Mais la Direction de Ouagadougou est-elle au courant de ce «fameux» document ? «Non», répond, catégorique, le Directeur de la Coordination technique et de l’assurance qualité du Laboratoire national de santé publique, Alphonse Yakoro. «La Direction de Bobo n’est pas habilitée, dit-il, à délivrer des certificats de contrôle de qualité concernant les huiles. Elle ne peut faire que des analyses documentaires, mais cela ne donne pas lieu à la délivrance d’un certificat de qualité», affirme-t-il. Et il tient à insister sur un point : «Seuls les certificats de contrôle de qualité délivrés par le Laboratoire à Ouagadougou sont valables».

Comment se fait-il alors que l’huilerie Zoromé ait pu obtenir ce document ? Le Directeur régional, Isaïe Sanou, recontacté, affirme avoir délivré le document suite à des analyses qu’il a personnellement faites «sur les aspects transparents de l’huile». Mais cela donne-t-il lieu à la délivrance d’un certificat de contrôle de qualité ? «Non», répond-on, catégorique, à Ouagadougou. «La Direction de Bobo établit seulement une fiche de prélèvement qu’elle joint au produit et nous envoie l’ensemble pour analyse», affirme le Directeur de la Coordination technique et de l’assurance qualité.

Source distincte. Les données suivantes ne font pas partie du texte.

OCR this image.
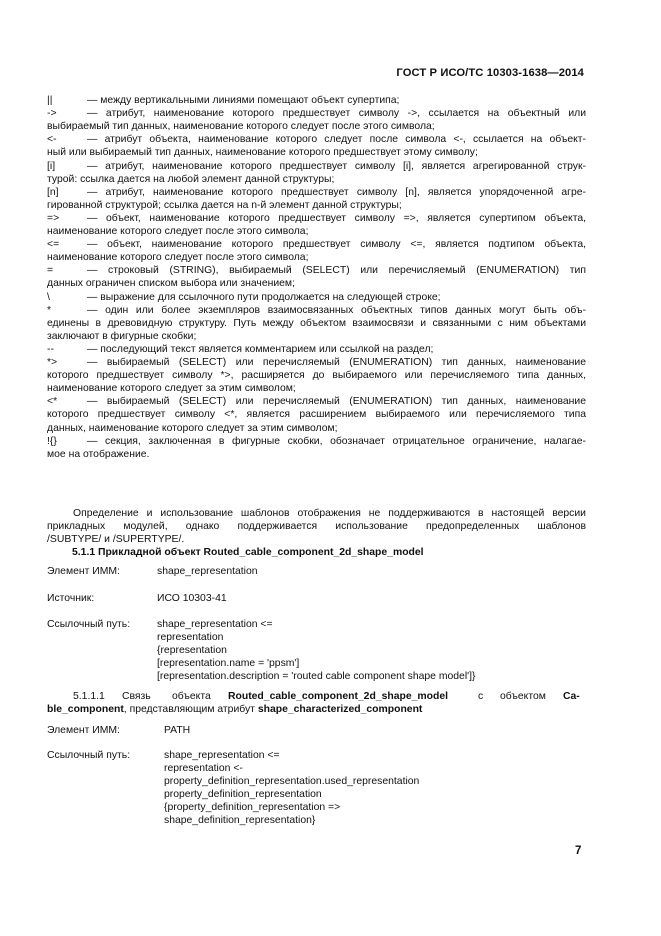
ГОСТ Р ИСО/ТС 10303-1638—2014
||	— между вертикальными линиями помещают объект супертипа;
->	— атрибут, наименование которого предшествует символу ->, ссылается на объектный или
выбираемый тип данных, наименование которого следует после этого символа;
<-	— атрибут объекта, наименование которого следует после символа <-, ссылается на объект-
ный или выбираемый тип данных, наименование которого предшествует этому символу;
[i]	— атрибут, наименование которого предшествует символу [i], является агрегированной струк-
турой: ссылка дается на любой элемент данной структуры;
[n]	— атрибут, наименование которого предшествует символу [n], является упорядоченной агре-
гированной структурой; ссылка дается на n-й элемент данной структуры;
=>	— объект, наименование которого предшествует символу =>, является супертипом объекта,
наименование которого следует после этого символа;
<=	— объект, наименование которого предшествует символу <=, является подтипом объекта,
наименование которого следует после этого символа;
=	— строковый (STRING), выбираемый (SELECT) или перечисляемый (ENUMERATION) тип
данных ограничен списком выбора или значением;
\	— выражение для ссылочного пути продолжается на следующей строке;
*	— один или более экземпляров взаимосвязанных объектных типов данных могут быть объ-
единены в древовидную структуру. Путь между объектом взаимосвязи и связанными с ним объектами
заключают в фигурные скобки;
--	— последующий текст является комментарием или ссылкой на раздел;
*>	— выбираемый (SELECT) или перечисляемый (ENUMERATION) тип данных, наименование
которого предшествует символу *>, расширяется до выбираемого или перечисляемого типа данных,
наименование которого следует за этим символом;
<*	— выбираемый (SELECT) или перечисляемый (ENUMERATION) тип данных, наименование
которого предшествует символу <*, является расширением выбираемого или перечисляемого типа
данных, наименование которого следует за этим символом;
!{}	— секция, заключенная в фигурные скобки, обозначает отрицательное ограничение, налагае-
мое на отображение.
Определение и использование шаблонов отображения не поддерживаются в настоящей версии
прикладных модулей, однако поддерживается использование предопределенных шаблонов
/SUBTYPE/ и /SUPERTYPE/.
5.1.1 Прикладной объект Routed_cable_component_2d_shape_model
Элемент ИММ:	shape_representation
Источник:	ИСО 10303-41
Ссылочный путь:	shape_representation <=
representation
{representation
[representation.name = 'ppsm']
[representation.description = 'routed cable component shape model']}
5.1.1.1 Связь объекта Routed_cable_component_2d_shape_model	с объектом Ca-
ble_component, представляющим атрибут shape_characterized_component
Элемент ИММ:	PATH
Ссылочный путь:	shape_representation <=
representation <-
property_definition_representation.used_representation
property_definition_representation
{property_definition_representation =>
shape_definition_representation}
7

Le document délivré par le DR est-il alors un faux ? Les structures de contrôle devraient y jeter un coup d’œil. Mais en attendant, il y a peut-être du «poison» dans nos assiettes. Curieusement, ni la douane, ni le Laboratoire national de santé publique, qui ont connaissance des résultats de l’analyse effectuée à Ouagadougou, n’ont jugé bon, en aucun moment, d’alerter les structures de contrôle du ministère du Commerce. Ils ont préféré se plonger dans un silence complice. «Ce n’est pas notre rôle», nous ont-ils «balancé» droit dans les yeux. Ils ont aussi refusé de nous fournir le rapport d’analyse. Mais c’était peine perdue. Nous l’avons obtenu par d’autres sources. Affaire à suivre.